Long-range processes in QCD

Date

2022/01/18 11:00 – 12:00

Venue

Online (Zoom)

Speaker

Prof. Raúl Briceño (Old Dominion University)

Language

English

Contact

Jun-Sik Yoo / junsik-AT-post.kek.jp


Overview

A rich variety of phenomena in the Standard Model and its extensions manifest in long-range processes involving bound states of quantum chromodynamics (QCD), namely hadrons. These are processes where intermediate hadronic states propagate over a long distance, between electroweak interactions. Examples include virtual Compton scattering and double-beta decay. Such processes are at the cusp of what can be systematically studied given two challenges. First, these reactions involve hadrons, and as a result one must use a non-perturbative tool to access their amplitudes.
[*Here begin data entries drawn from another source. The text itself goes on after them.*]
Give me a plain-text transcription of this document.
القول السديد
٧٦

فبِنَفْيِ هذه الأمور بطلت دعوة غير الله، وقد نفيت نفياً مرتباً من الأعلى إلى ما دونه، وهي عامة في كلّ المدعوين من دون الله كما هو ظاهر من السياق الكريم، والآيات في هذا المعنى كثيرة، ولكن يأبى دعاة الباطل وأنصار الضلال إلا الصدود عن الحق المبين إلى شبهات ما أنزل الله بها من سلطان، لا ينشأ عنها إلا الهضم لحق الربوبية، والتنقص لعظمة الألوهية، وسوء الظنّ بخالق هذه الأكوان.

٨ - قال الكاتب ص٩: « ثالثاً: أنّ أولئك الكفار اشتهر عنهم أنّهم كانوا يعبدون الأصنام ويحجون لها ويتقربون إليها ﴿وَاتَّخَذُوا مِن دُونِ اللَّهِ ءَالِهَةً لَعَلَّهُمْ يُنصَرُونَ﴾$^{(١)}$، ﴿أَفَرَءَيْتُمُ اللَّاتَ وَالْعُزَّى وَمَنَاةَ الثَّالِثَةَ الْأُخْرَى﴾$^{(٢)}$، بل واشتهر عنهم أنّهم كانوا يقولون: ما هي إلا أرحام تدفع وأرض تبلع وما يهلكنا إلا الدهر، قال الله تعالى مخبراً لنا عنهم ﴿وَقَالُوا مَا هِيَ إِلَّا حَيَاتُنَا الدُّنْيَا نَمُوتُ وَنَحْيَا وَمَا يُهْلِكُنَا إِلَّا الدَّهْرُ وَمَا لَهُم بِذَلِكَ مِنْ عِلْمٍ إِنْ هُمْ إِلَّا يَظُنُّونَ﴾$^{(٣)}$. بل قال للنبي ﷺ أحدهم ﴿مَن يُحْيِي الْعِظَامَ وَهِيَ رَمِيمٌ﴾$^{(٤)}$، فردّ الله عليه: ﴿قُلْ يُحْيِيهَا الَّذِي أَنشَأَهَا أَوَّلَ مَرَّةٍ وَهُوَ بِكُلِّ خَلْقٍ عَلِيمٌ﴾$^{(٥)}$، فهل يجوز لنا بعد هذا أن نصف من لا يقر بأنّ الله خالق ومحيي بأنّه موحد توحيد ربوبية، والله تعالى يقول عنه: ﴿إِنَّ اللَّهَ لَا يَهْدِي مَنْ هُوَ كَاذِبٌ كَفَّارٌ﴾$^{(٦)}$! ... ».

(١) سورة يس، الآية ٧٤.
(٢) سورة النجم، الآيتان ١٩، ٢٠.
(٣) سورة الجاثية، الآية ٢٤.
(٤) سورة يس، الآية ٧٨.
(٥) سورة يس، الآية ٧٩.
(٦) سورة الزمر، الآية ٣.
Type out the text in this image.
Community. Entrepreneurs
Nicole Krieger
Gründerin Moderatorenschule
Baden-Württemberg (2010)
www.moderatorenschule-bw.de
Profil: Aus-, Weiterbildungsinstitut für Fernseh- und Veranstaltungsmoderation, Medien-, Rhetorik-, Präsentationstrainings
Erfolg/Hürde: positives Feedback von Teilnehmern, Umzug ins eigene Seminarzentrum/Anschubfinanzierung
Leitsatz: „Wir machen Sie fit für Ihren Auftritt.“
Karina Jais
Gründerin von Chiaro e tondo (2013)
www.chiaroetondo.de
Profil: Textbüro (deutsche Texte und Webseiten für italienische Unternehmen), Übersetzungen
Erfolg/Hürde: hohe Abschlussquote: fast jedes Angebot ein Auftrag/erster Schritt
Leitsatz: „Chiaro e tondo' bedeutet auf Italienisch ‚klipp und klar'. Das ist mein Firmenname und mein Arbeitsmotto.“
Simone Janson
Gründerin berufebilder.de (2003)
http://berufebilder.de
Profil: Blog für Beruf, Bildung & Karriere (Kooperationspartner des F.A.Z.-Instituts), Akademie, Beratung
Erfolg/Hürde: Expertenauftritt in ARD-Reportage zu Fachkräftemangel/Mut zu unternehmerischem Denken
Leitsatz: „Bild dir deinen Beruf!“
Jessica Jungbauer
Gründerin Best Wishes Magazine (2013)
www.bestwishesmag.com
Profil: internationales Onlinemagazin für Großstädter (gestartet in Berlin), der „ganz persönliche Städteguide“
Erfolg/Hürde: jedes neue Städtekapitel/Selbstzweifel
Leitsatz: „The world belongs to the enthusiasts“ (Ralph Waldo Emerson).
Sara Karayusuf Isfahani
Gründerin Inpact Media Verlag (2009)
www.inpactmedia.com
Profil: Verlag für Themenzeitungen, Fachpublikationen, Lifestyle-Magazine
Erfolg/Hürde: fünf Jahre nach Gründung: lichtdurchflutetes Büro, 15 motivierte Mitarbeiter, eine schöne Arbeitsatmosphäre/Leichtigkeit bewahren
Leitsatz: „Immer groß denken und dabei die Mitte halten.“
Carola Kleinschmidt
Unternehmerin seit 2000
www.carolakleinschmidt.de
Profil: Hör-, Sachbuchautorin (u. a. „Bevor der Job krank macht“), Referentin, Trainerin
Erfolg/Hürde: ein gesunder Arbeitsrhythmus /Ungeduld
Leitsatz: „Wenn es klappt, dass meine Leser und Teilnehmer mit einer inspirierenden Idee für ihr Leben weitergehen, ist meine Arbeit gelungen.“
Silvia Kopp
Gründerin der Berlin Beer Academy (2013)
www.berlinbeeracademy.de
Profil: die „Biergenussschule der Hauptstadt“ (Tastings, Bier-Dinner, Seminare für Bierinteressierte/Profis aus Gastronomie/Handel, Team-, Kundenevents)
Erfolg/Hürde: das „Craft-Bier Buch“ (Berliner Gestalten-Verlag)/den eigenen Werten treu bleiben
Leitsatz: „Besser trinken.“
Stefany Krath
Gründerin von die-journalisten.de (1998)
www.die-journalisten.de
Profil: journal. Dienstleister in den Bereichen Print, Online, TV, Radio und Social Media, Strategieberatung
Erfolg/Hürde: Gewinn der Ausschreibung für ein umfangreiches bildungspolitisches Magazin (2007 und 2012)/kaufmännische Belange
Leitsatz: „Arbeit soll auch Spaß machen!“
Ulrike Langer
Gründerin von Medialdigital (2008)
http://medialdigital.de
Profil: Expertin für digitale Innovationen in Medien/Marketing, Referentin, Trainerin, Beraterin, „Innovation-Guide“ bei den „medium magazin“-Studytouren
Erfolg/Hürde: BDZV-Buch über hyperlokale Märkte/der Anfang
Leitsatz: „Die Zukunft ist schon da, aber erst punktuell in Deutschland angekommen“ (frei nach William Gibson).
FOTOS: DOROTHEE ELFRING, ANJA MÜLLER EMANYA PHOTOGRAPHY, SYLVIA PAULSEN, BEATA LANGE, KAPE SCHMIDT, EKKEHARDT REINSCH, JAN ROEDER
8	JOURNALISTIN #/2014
Currently lattice QCD is the only systematically improvable way we have for doing just this. Second, lattice QCD is defined in a finite, Euclidean spacetime. This introduces its own specific challenges, time in purely imaginary in lattice QCD, and by truncating the space one looses the notion of asymptotic states.
In this talk I explain how these issues can all be resolved systematically for a relatively large kinematic region. In presenting the necessary formalism for doing this, I will summarize recent progress in lattice QCD in order to argue that the community is up to the challenge.